A multi-locus genetic risk score study based on a combination of 27 loci, including the CDKN2A gene, identified individuals at increased risk for both incident and recurrent coronary artery disease events, as well as an enhanced clinical benefit from statin therapy. The study was based on a community cohort study (the Malmo Diet and Cancer study) and four additional randomized controlled trials of primary prevention cohorts (JUPITER and ASCOT) and secondary prevention cohorts (CARE and PROVE IT-TIMI 22).[38]

Therapeutic potential of BRAF kinase inhibitors

RAS-RAF-MEK-ERK MAP kinase pathway plays an important role in melanocytes, where melanoma arises.[39] Stimulation of membrane bound receptors including tyrosine kinases and G-proteins receptors promote activation of RAS then activates Raf kinases which in turn promotes MEK then ERK activation. All of these proteins work together to help cell survival. A BRAF mutation in this activation chain triggers maligant transformation in melanoma cells.[40] Melanoma relies on this BRAF mutation to grow and multiply as a tumor cell.

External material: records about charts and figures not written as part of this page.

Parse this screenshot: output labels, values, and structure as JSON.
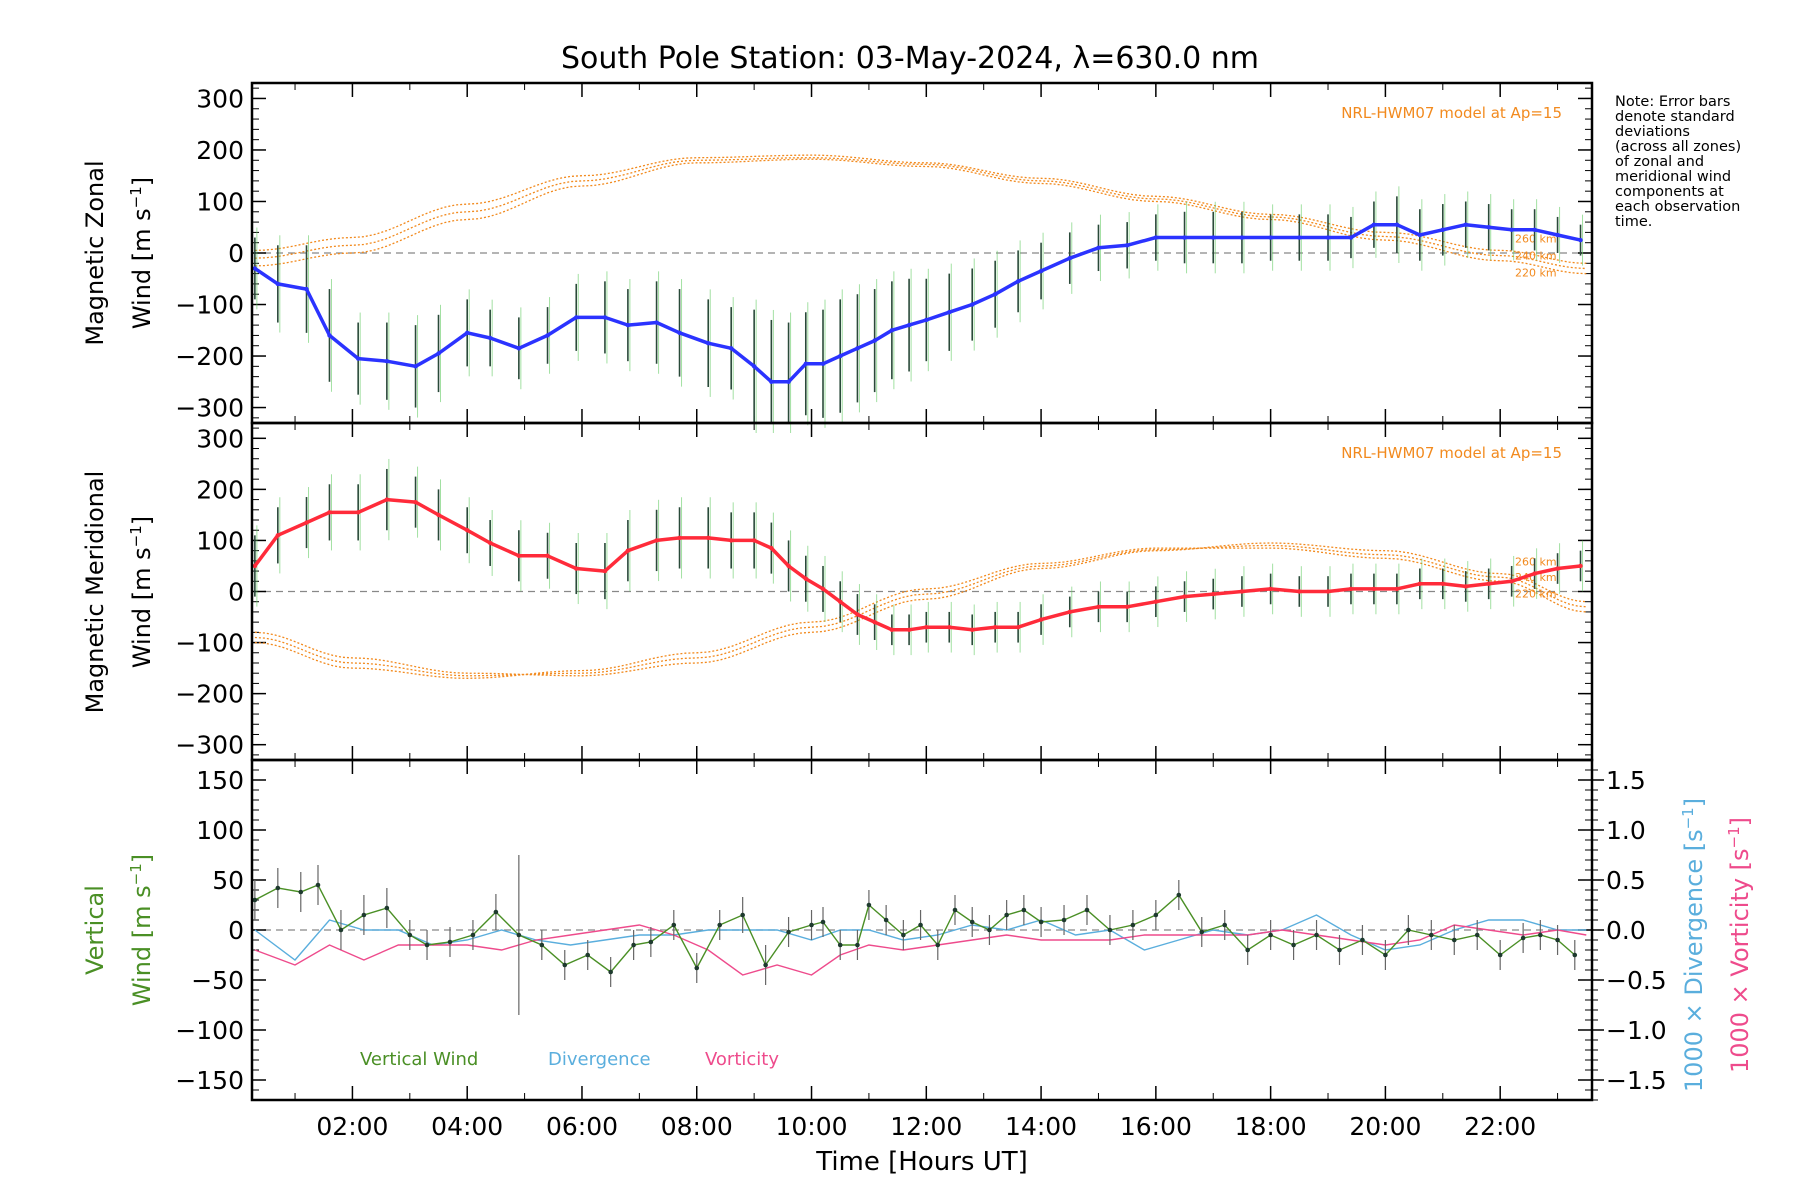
{
  "title": "South Pole Station: 03-May-2024, λ=630.0 nm",
  "note": [
    "Note: Error bars",
    "denote standard",
    "deviations",
    "(across all zones)",
    "of zonal and",
    "meridional wind",
    "components at",
    "each observation",
    "time."
  ],
  "colors": {
    "zonal": "#2b33ff",
    "meridional": "#ff2b3a",
    "model": "#f28a1e",
    "vertical": "#4a8f25",
    "divergence": "#5aaedd",
    "vorticity": "#ee4b8c"
  },
  "chart_data": [
    {
      "type": "line",
      "panel": "zonal",
      "ylabel_line1": "Magnetic Zonal",
      "ylabel_line2_prefix": "Wind [m s",
      "ylabel_line2_sup": "-1",
      "ylabel_line2_suffix": "]",
      "ylim": [
        -330,
        330
      ],
      "yticks": [
        -300,
        -200,
        -100,
        0,
        100,
        200,
        300
      ],
      "model_label": "NRL-HWM07 model at Ap=15",
      "model_alt_labels": [
        "260 km",
        "240 km",
        "220 km"
      ],
      "series": [
        {
          "name": "Magnetic Zonal Wind",
          "x": [
            0.3,
            0.7,
            1.2,
            1.6,
            2.1,
            2.6,
            3.1,
            3.5,
            4.0,
            4.4,
            4.9,
            5.4,
            5.9,
            6.4,
            6.8,
            7.3,
            7.7,
            8.2,
            8.6,
            9.0,
            9.3,
            9.6,
            9.9,
            10.2,
            10.5,
            10.8,
            11.1,
            11.4,
            11.7,
            12.0,
            12.4,
            12.8,
            13.2,
            13.6,
            14.0,
            14.5,
            15.0,
            15.5,
            16.0,
            16.5,
            17.0,
            17.5,
            18.0,
            18.5,
            19.0,
            19.4,
            19.8,
            20.2,
            20.6,
            21.0,
            21.4,
            21.8,
            22.2,
            22.6,
            23.0,
            23.4
          ],
          "values": [
            -30,
            -60,
            -70,
            -160,
            -205,
            -210,
            -220,
            -195,
            -155,
            -165,
            -185,
            -160,
            -125,
            -125,
            -140,
            -135,
            -155,
            -175,
            -185,
            -220,
            -250,
            -250,
            -215,
            -215,
            -200,
            -185,
            -170,
            -150,
            -140,
            -130,
            -115,
            -100,
            -80,
            -55,
            -35,
            -10,
            10,
            15,
            30,
            30,
            30,
            30,
            30,
            30,
            30,
            30,
            55,
            55,
            35,
            45,
            55,
            50,
            45,
            45,
            35,
            25
          ]
        }
      ],
      "error_bar_half_width": [
        60,
        75,
        85,
        90,
        70,
        75,
        80,
        75,
        65,
        55,
        60,
        55,
        65,
        70,
        70,
        80,
        85,
        85,
        80,
        110,
        120,
        115,
        100,
        105,
        110,
        105,
        100,
        95,
        90,
        80,
        75,
        70,
        65,
        60,
        55,
        50,
        45,
        45,
        45,
        50,
        50,
        50,
        45,
        45,
        45,
        40,
        45,
        55,
        50,
        50,
        45,
        45,
        40,
        40,
        35,
        30
      ],
      "model": {
        "x": [
          0.3,
          2,
          4,
          6,
          8,
          10,
          12,
          14,
          16,
          18,
          20,
          22,
          23.5
        ],
        "top": [
          5,
          30,
          95,
          150,
          185,
          190,
          175,
          145,
          110,
          75,
          40,
          5,
          -20
        ],
        "mid": [
          -10,
          15,
          80,
          140,
          180,
          185,
          172,
          140,
          105,
          70,
          32,
          -5,
          -30
        ],
        "bottom": [
          -25,
          0,
          65,
          130,
          175,
          182,
          168,
          135,
          100,
          65,
          25,
          -15,
          -40
        ]
      }
    },
    {
      "type": "line",
      "panel": "meridional",
      "ylabel_line1": "Magnetic Meridional",
      "ylabel_line2_prefix": "Wind [m s",
      "ylabel_line2_sup": "-1",
      "ylabel_line2_suffix": "]",
      "ylim": [
        -330,
        330
      ],
      "yticks": [
        -300,
        -200,
        -100,
        0,
        100,
        200,
        300
      ],
      "model_label": "NRL-HWM07 model at Ap=15",
      "model_alt_labels": [
        "260 km",
        "240 km",
        "220 km"
      ],
      "series": [
        {
          "name": "Magnetic Meridional Wind",
          "x": [
            0.3,
            0.7,
            1.2,
            1.6,
            2.1,
            2.6,
            3.1,
            3.5,
            4.0,
            4.4,
            4.9,
            5.4,
            5.9,
            6.4,
            6.8,
            7.3,
            7.7,
            8.2,
            8.6,
            9.0,
            9.3,
            9.6,
            9.9,
            10.2,
            10.5,
            10.8,
            11.1,
            11.4,
            11.7,
            12.0,
            12.4,
            12.8,
            13.2,
            13.6,
            14.0,
            14.5,
            15.0,
            15.5,
            16.0,
            16.5,
            17.0,
            17.5,
            18.0,
            18.5,
            19.0,
            19.4,
            19.8,
            20.2,
            20.6,
            21.0,
            21.4,
            21.8,
            22.2,
            22.6,
            23.0,
            23.4
          ],
          "values": [
            50,
            110,
            135,
            155,
            155,
            180,
            175,
            150,
            120,
            95,
            70,
            70,
            45,
            40,
            80,
            100,
            105,
            105,
            100,
            100,
            85,
            50,
            25,
            5,
            -20,
            -45,
            -60,
            -75,
            -75,
            -70,
            -70,
            -75,
            -70,
            -70,
            -55,
            -40,
            -30,
            -30,
            -20,
            -10,
            -5,
            0,
            5,
            0,
            0,
            5,
            5,
            5,
            15,
            15,
            10,
            15,
            20,
            35,
            45,
            50
          ]
        }
      ],
      "error_bar_half_width": [
        60,
        55,
        50,
        55,
        55,
        60,
        50,
        50,
        45,
        45,
        50,
        45,
        50,
        55,
        60,
        60,
        60,
        60,
        55,
        55,
        50,
        50,
        45,
        45,
        40,
        40,
        35,
        30,
        30,
        30,
        30,
        30,
        30,
        30,
        30,
        30,
        30,
        30,
        30,
        30,
        30,
        30,
        30,
        30,
        30,
        30,
        30,
        30,
        30,
        30,
        30,
        30,
        30,
        30,
        30,
        30
      ],
      "model": {
        "x": [
          0.3,
          2,
          4,
          6,
          8,
          10,
          12,
          14,
          16,
          18,
          20,
          22,
          23.5
        ],
        "top": [
          -80,
          -130,
          -160,
          -165,
          -140,
          -80,
          -15,
          45,
          80,
          95,
          80,
          35,
          -20
        ],
        "mid": [
          -90,
          -140,
          -165,
          -160,
          -130,
          -70,
          -5,
          50,
          82,
          90,
          72,
          28,
          -30
        ],
        "bottom": [
          -100,
          -150,
          -170,
          -155,
          -120,
          -60,
          5,
          55,
          85,
          85,
          65,
          20,
          -40
        ]
      }
    },
    {
      "type": "line",
      "panel": "vertical",
      "ylabel_left_line1": "Vertical",
      "ylabel_left_line2_prefix": "Wind ",
      "ylabel_left_line2_bracket": "[m s",
      "ylabel_left_line2_sup": "-1",
      "ylabel_left_line2_suffix": "]",
      "ylabel_right1_prefix": "1000 × Divergence ",
      "ylabel_right1_bracket": "[s",
      "ylabel_right1_sup": "-1",
      "ylabel_right1_suffix": "]",
      "ylabel_right2_prefix": "1000 × Vorticity ",
      "ylabel_right2_bracket": "[s",
      "ylabel_right2_sup": "-1",
      "ylabel_right2_suffix": "]",
      "ylim": [
        -170,
        170
      ],
      "yticks": [
        -150,
        -100,
        -50,
        0,
        50,
        100,
        150
      ],
      "y2lim": [
        -1.7,
        1.7
      ],
      "y2ticks": [
        -1.5,
        -1.0,
        -0.5,
        0.0,
        0.5,
        1.0,
        1.5
      ],
      "y2tick_labels": [
        "-1.5",
        "-1.0",
        "-0.5",
        "0.0",
        "0.5",
        "1.0",
        "1.5"
      ],
      "xlabel": "Time [Hours UT]",
      "xlim": [
        0.25,
        23.6
      ],
      "xticks": [
        2,
        4,
        6,
        8,
        10,
        12,
        14,
        16,
        18,
        20,
        22
      ],
      "xtick_labels": [
        "02:00",
        "04:00",
        "06:00",
        "08:00",
        "10:00",
        "12:00",
        "14:00",
        "16:00",
        "18:00",
        "20:00",
        "22:00"
      ],
      "legend": [
        "Vertical Wind",
        "Divergence",
        "Vorticity"
      ],
      "series": [
        {
          "name": "Vertical Wind",
          "x": [
            0.3,
            0.7,
            1.1,
            1.4,
            1.8,
            2.2,
            2.6,
            3.0,
            3.3,
            3.7,
            4.1,
            4.5,
            4.9,
            5.3,
            5.7,
            6.1,
            6.5,
            6.9,
            7.2,
            7.6,
            8.0,
            8.4,
            8.8,
            9.2,
            9.6,
            10.0,
            10.2,
            10.5,
            10.8,
            11.0,
            11.3,
            11.6,
            11.9,
            12.2,
            12.5,
            12.8,
            13.1,
            13.4,
            13.7,
            14.0,
            14.4,
            14.8,
            15.2,
            15.6,
            16.0,
            16.4,
            16.8,
            17.2,
            17.6,
            18.0,
            18.4,
            18.8,
            19.2,
            19.6,
            20.0,
            20.4,
            20.8,
            21.2,
            21.6,
            22.0,
            22.4,
            22.7,
            23.0,
            23.3
          ],
          "values": [
            30,
            42,
            38,
            45,
            0,
            15,
            22,
            -5,
            -15,
            -12,
            -5,
            18,
            -5,
            -15,
            -35,
            -25,
            -42,
            -15,
            -12,
            5,
            -38,
            5,
            15,
            -35,
            -2,
            5,
            8,
            -15,
            -15,
            25,
            10,
            -5,
            5,
            -15,
            20,
            8,
            0,
            15,
            20,
            8,
            10,
            20,
            0,
            5,
            15,
            35,
            -2,
            5,
            -20,
            -5,
            -15,
            -5,
            -20,
            -10,
            -25,
            0,
            -5,
            -10,
            -5,
            -25,
            -8,
            -5,
            -10,
            -25
          ],
          "error_bar_half_width": [
            20,
            20,
            20,
            20,
            20,
            20,
            20,
            15,
            15,
            15,
            15,
            18,
            80,
            15,
            15,
            15,
            15,
            15,
            15,
            15,
            15,
            15,
            18,
            20,
            15,
            15,
            15,
            15,
            15,
            15,
            15,
            15,
            15,
            15,
            15,
            15,
            15,
            15,
            15,
            15,
            15,
            15,
            15,
            15,
            15,
            15,
            15,
            15,
            15,
            15,
            15,
            15,
            15,
            15,
            15,
            15,
            15,
            15,
            15,
            15,
            15,
            15,
            15,
            15
          ]
        },
        {
          "name": "Divergence",
          "axis": "right",
          "x": [
            0.3,
            1.0,
            1.6,
            2.2,
            2.8,
            3.4,
            4.0,
            4.6,
            5.2,
            5.8,
            6.4,
            7.0,
            7.6,
            8.2,
            8.8,
            9.4,
            10.0,
            10.5,
            11.0,
            11.6,
            12.2,
            12.8,
            13.4,
            14.0,
            14.6,
            15.2,
            15.8,
            16.4,
            17.0,
            17.6,
            18.2,
            18.8,
            19.4,
            20.0,
            20.6,
            21.2,
            21.8,
            22.4,
            23.0,
            23.5
          ],
          "values": [
            0.0,
            -0.3,
            0.1,
            0.0,
            0.0,
            -0.15,
            -0.1,
            0.0,
            -0.1,
            -0.15,
            -0.1,
            -0.05,
            -0.05,
            0.0,
            0.0,
            0.0,
            -0.1,
            0.0,
            0.0,
            -0.1,
            -0.05,
            0.05,
            0.0,
            0.1,
            -0.05,
            0.0,
            -0.2,
            -0.1,
            0.0,
            -0.05,
            0.0,
            0.15,
            -0.05,
            -0.2,
            -0.15,
            0.0,
            0.1,
            0.1,
            0.0,
            0.0
          ]
        },
        {
          "name": "Vorticity",
          "axis": "right",
          "x": [
            0.3,
            1.0,
            1.6,
            2.2,
            2.8,
            3.4,
            4.0,
            4.6,
            5.2,
            5.8,
            6.4,
            7.0,
            7.6,
            8.2,
            8.8,
            9.4,
            10.0,
            10.5,
            11.0,
            11.6,
            12.2,
            12.8,
            13.4,
            14.0,
            14.6,
            15.2,
            15.8,
            16.4,
            17.0,
            17.6,
            18.2,
            18.8,
            19.4,
            20.0,
            20.6,
            21.2,
            21.8,
            22.4,
            23.0,
            23.5
          ],
          "values": [
            -0.2,
            -0.35,
            -0.15,
            -0.3,
            -0.15,
            -0.15,
            -0.15,
            -0.2,
            -0.1,
            -0.05,
            0.0,
            0.05,
            -0.05,
            -0.2,
            -0.45,
            -0.35,
            -0.45,
            -0.25,
            -0.15,
            -0.2,
            -0.15,
            -0.1,
            -0.05,
            -0.1,
            -0.1,
            -0.1,
            -0.05,
            -0.05,
            -0.05,
            -0.05,
            0.0,
            -0.05,
            -0.1,
            -0.15,
            -0.1,
            0.05,
            0.0,
            -0.05,
            0.0,
            -0.05
          ]
        }
      ]
    }
  ]
}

RNA interference of BRAF stops the multiplication of melanoma tumor cells.[40] This suggests that BRAF inhibitors such as sorafenib, PLX4720, PLX4032, GDC-0879,GSK2118436, or AZ628 may be affective in treating melanoma.[39] These have been tested and proven to slow down the production of melanoma due to BRAF mutation but PLX4032 and GSK2118436 show the most promise because they worked the most aggressively in early stages of cell development.[40] Although this drug helps slow down or shrink the tumors, there are many serious side affects to using these drugs that were found in the trials including arthralgia, rash, nausea, phosphosensitivity], fatigue, pruritus and palmo-plantar dysesthesia.[40]

Aging

Activation of the CDKN2a locus promotes the cellular senescence tumor suppressor mechanism, which is a permanent form of growth arrest. As senescent cells accumulate with aging, expression of CDKN2a increases exponentially with aging in all mammalian species tested to date, and has been argued to serve as a biomarker of physiological age.[41]